Earl Fee (born March 22, 1929) is a Canadian track and field athlete.

==Biography==
After being an above average high school and collegiate runner, Fee spent a career working as a nuclear engineer for the Atomic Energy of Canada Limited, otherwise known as CANDU. After a 33-year hiatus from competitive athletics, he joined his sons Curtis and Tyler in a running program.
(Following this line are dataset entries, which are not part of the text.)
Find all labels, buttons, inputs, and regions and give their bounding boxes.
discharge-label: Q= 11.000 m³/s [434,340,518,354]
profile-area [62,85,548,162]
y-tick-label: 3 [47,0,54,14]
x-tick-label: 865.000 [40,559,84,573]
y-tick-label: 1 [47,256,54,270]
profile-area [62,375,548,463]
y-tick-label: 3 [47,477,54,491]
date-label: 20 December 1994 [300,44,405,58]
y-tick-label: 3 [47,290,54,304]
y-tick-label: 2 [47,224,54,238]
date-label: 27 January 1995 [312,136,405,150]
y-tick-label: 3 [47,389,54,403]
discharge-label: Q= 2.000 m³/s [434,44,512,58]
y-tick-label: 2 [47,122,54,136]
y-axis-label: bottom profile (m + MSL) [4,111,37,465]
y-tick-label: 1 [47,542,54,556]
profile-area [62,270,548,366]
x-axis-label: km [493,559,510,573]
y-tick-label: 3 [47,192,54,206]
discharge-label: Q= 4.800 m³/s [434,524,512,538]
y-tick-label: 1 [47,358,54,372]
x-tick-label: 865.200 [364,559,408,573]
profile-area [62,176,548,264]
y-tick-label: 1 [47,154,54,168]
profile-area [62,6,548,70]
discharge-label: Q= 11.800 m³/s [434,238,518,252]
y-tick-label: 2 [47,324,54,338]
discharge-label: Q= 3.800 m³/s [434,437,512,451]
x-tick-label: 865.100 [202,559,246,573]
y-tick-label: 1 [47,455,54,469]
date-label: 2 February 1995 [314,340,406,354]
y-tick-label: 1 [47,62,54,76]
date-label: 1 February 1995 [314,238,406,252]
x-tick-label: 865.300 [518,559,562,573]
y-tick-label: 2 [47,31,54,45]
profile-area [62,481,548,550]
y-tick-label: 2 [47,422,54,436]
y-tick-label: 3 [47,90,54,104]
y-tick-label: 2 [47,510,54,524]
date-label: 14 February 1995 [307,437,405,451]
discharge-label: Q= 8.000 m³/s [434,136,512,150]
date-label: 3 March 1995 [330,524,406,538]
At age 56, he ran his first race in masters athletics. Since then, he has set 60 age group world records including the still current records in the M80 and M85 200 metre hurdles, the M85, and M90 400 metres, and the M65, M70, M75, M80, M85, and M90 800 metres. He has in 2020 a total of 17 indoor and outdoor WMA age group records including an indoor M75 mile and a M75 4 × 400 m 80 world record.

In 2005 and 2019 the World Masters Athletics recognized him as the world master male athlete of the year. Fee is also the oldest athlete in the world to ever run the 400m under his age, based on his world record of 89.15 seconds at age 90 in 2020.

He has taken his literary skills and coaching knowledge to write The Complete Guide to Running: How to Be a Champion from 9 To 90, which was published in 2005 and again in 2007 due to popularity. In 2011 his large anti-aging book 100 Years Young the Natural Way -- Body Mind Spirit Training was released. In 2012, he released: a coloured book of poetry "The Wonder of it All", in 2019 his autobiography book " Earl Fee Is Running", and in 2020 another poetry book "Living with Spirit".